6. Conclusion & outlook
It is established that the variability of climate and weather parameters has an impact on different components of the energy system; from de demand- and supply-side, as well as the transmission network. The electricity demand is found to be dependent on the air temperature through the calculation of HDD and CDD. However, the level of electrification of the space heating sector also plays an important role. Even though the number of HDD is reduced in the following years, the electrification of the heating sector will increase its electricity demand. The type of electric heating units used influences the average efficiency of the sector. Therefore, it is crucial that research is kept undergoing for increasing the Coefficient of Performance (COP) of heat pumps, so even if the space heating demand increases due to some temperature spikes, the electricity demand would not do it at the same rate.

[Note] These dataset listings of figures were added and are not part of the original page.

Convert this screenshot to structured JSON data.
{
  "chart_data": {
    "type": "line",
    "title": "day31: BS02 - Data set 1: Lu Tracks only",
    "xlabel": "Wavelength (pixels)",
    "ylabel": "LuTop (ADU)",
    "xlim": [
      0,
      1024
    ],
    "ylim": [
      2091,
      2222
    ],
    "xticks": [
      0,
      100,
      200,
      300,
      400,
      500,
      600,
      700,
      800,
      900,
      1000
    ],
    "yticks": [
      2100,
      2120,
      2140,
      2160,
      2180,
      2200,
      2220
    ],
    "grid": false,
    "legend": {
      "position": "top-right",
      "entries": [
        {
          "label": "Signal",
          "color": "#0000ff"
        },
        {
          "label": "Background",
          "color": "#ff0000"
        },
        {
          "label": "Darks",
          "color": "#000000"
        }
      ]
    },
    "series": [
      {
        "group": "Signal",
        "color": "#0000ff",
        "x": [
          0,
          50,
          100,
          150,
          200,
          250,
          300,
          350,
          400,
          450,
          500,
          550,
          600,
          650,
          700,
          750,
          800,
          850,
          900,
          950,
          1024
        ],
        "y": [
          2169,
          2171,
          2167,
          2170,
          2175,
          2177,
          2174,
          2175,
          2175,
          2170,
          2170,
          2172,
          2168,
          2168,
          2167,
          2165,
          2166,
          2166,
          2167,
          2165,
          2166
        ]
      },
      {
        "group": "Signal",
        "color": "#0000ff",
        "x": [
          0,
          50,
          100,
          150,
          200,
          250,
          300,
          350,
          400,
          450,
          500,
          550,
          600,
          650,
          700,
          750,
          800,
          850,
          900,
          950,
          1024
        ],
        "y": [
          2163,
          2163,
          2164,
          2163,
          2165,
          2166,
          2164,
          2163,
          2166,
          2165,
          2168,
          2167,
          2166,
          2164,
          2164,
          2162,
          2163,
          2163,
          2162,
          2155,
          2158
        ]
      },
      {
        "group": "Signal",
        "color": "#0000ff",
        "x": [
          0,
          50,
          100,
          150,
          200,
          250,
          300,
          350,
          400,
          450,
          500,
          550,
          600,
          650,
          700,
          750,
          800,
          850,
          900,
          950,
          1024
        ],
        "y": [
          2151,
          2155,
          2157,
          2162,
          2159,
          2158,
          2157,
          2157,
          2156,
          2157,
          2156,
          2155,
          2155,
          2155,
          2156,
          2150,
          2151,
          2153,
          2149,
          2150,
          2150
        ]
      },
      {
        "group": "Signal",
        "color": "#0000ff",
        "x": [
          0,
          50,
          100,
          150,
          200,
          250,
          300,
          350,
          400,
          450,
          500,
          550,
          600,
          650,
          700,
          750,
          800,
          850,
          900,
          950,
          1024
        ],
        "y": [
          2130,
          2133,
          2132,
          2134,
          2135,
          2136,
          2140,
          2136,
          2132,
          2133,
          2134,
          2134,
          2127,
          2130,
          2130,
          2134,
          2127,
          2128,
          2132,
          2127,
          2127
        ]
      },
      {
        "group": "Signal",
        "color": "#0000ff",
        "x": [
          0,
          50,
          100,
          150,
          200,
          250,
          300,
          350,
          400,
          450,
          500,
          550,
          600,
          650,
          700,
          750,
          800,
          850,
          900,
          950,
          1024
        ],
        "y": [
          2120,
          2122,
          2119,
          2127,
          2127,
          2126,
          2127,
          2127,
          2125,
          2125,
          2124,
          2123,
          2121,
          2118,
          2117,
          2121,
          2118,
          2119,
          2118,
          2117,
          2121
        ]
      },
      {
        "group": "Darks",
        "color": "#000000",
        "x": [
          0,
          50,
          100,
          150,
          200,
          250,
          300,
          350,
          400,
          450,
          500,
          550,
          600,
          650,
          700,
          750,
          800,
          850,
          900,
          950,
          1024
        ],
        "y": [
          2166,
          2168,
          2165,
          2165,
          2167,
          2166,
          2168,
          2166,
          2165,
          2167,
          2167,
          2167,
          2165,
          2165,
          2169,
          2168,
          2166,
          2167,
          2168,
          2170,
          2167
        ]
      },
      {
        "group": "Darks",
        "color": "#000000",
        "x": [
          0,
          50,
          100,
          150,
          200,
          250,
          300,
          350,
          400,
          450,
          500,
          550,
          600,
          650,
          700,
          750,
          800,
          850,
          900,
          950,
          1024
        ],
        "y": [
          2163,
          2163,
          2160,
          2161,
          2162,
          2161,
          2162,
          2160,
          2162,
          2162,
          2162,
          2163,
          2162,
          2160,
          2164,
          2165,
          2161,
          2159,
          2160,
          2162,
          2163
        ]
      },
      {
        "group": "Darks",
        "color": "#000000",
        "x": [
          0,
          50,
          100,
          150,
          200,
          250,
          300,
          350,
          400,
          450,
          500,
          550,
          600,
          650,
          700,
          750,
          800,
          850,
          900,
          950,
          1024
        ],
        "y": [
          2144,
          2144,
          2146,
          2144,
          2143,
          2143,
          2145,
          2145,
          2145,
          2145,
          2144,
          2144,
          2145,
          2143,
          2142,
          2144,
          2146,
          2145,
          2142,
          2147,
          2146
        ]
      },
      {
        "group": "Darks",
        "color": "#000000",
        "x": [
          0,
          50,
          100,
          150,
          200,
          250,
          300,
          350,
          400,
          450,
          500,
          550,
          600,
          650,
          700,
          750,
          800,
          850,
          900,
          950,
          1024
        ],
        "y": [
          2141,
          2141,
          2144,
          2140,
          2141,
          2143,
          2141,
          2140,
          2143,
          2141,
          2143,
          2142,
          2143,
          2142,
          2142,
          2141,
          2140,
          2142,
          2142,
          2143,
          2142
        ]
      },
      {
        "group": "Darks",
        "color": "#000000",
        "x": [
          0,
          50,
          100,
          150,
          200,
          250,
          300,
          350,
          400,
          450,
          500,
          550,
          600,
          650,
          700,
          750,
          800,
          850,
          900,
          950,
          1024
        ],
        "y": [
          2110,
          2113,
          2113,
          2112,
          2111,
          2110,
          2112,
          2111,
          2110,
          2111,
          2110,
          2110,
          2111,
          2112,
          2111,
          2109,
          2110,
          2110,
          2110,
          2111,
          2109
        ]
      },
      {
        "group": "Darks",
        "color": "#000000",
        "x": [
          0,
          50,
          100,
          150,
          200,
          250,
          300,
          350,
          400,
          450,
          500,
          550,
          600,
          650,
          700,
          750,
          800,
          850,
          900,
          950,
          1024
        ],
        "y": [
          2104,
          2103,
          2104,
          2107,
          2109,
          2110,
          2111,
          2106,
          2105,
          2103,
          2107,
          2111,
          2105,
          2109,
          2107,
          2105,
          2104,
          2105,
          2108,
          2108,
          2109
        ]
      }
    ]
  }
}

Average and peak temperatures of the different countries will increase in the future. This will lead to a higher number of CDD, which consequently increases the electricity demand for space cooling. One aspect that was not included in this study but should be taken into account is the thermal efficiency of the building stock. It is expected that in the future buildings will be more efficient and will require less energy to heat up or cool down the indoor temperature to a human comfort zone.
Regarding the power generation units, they will also be affected by the variation of climate parameters. The wind speed, solar radiation and air temperature will affect the supply-side. In the near future, the variation in air temperature will affect the output of the conventional thermal generation units. However, when performing long-term planning, the variability of the VRES will play a bigger role. It was evidenced how by introducing the forecasts for the different years in the future, the energy yield of the variable renewable sources, like wind, can change without modifying the installed capacity. And the change in these patterns could lead to a higher requirement of energy storage and consequently generation to supply the affected hours. The step investment limit is also found to be a limiting factor in different scenarios. Although it is a constraint that should be considered to model the real-life capability of deployment and commissioning of technologies, it is also a warning to evaluate current policies and estimates of production capability and how they can be improved.
Finally, this paper established an integrated approach where the impact of the climate change, and the inherent variability of related climate and weather parameters, on the different components of the power system is assessed using a capacity expansion optimization tool. In the framework of this paper, only long-term climate projections were used. It was assumed that they already include forecasted increased frequency and intensity of extreme weather events. Future work is expected using a similar integrated approach, considering all components of the power system, but simulating scenarios with synthetic more frequent and severe weather events to test the performance and limits of the systems under stress.